My spiritual loyalties will be tested until the day I die. My three biggest spiritual loyalty temptations are:

  1. Drift without focus or discipline to actually follow Jesus meaningfully.
  2. Abandon faith in God entirely and declare that life is a meaningless phenomena of matter and energy over time; nothing more.
  3. Blur faith commitments to God as he reveals in Jesus to accommodate other concepts of transcendence.

Intentional Growth Cycles Rising Up

The tree imagery helps me stay focused on long term loyalty and character development. This is true in terms of deepening rootedness but also in terms of intentional growth patterns. Personal will is involved in growth much like in sailing.

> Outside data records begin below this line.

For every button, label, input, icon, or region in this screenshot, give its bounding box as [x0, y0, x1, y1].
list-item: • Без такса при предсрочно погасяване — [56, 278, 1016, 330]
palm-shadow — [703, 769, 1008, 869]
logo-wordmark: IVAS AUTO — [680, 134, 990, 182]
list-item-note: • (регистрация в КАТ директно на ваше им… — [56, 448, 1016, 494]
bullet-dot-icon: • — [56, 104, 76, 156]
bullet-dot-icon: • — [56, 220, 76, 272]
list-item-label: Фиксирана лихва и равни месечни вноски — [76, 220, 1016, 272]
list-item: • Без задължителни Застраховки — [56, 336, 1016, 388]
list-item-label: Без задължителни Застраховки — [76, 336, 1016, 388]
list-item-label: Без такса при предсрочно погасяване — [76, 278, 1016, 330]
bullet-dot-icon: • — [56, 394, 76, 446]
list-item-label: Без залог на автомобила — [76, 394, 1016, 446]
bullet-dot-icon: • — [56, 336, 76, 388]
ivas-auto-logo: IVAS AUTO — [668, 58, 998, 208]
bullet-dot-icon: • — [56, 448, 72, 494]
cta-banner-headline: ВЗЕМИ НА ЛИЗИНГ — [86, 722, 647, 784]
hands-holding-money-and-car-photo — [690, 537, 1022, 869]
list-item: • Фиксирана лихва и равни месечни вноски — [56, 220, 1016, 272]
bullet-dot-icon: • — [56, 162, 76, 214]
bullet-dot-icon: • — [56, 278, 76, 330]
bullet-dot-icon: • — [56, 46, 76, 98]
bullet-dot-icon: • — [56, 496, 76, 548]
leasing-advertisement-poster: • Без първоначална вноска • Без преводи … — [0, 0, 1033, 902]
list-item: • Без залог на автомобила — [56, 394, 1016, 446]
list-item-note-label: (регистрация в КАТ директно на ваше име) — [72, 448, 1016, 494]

Turning the sails harnesses the power of the wind, in the same way intentional focus on what matters, and then following through in action, makes use of the power of God that is already available.

The more I study and reflect on God’s character that is ultimately revealed in Jesus, the more my values are challenged. As I treasure his values I anticipate and nauseating conflict within myself. Like strong medicine, or physical therapy, discomfort is part of the process of overcome what is wrong.

The symbols help me to be aware of why different reactions are happening within me during times of growth. This keeps me on task to actually be transformed in such a way that I am not “faking it” when I extend mercy to others. It is who I become, more and more, as I cycle through seasons of growth.

What’s Next?

This quick tour through the single page diagrams sets the tone for what Crown-Heart-World is about. What will follow will be a series of more detailed descriptions of each part of the diagram and how it relates to life.

After detailing the specific components of {ReThink|ReAlign|ReNew} I will also provide some examples of how these can be used in daily devotions, discipleship, evangelism, systematic theology and more.

*Notes:

  • “Story” is capitalized to highlight God’s revealed meta-narrative. I emphasizing the coherence of the whole for the purpose of maintaining focus on appropriate priorities in life. Many stories are in the Bible, and in our lives. The key to the “Story” is that it claims to reveal meaning, direction and purpose for all other stories.
  • Various examples of the diagrams have slightly different variations. Those will be explained in each element’s more detailed section.